Evaluation of Statistical Estimation Methods for Lognormally Distributed Variables

Abstract

Distributions of many chemical, physical, and microbiological properties of soils appear to be lognormal. Several conflicting recommendations exist in the soil science and statistical literature on how to best estimate the population mean, variance, and coefficient of variation of lognormally distributed data. We chose to determine with statistical certainty which of the following three methods is best: (i) the method of moments (method 1); (ii) maximum likelihood (method 2); and (iii) Finney's method (method 3). We assessed the efficacy of these three methods for estimating the mean, variance, and coefficient of variation of lognormal data in the range of sample sizes from = 4 to 100. Three test lognormal populations were used in our evaluation with coefficients of variation that span the range seen for many soil variables (CVs of 50%, 100%, and 200%).

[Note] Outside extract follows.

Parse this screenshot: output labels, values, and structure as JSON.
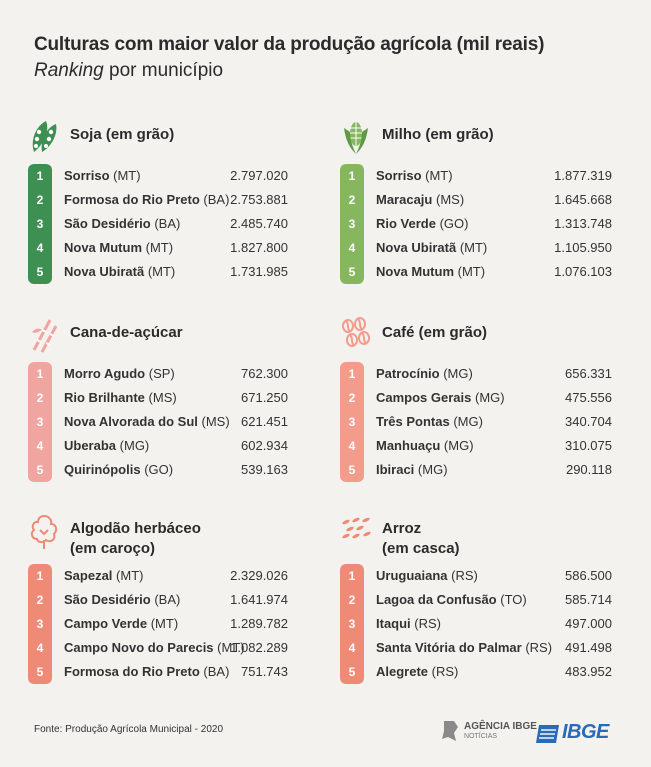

We found Finney's method was best for estimating the mean and variance of lognormal data when the coefficient of variation of the underlying lognormal frequency distribution exceeds 100%, below this value the extra computational effort required to implement Finney's technique buys little, relative to the method of moments. Finney's method has not been previously applied by soil scientists, but its superiority over maximum likelihood suggests that the latter should not be generally recommended for estimating the mean, variance and coefficient of variation of lognormal data.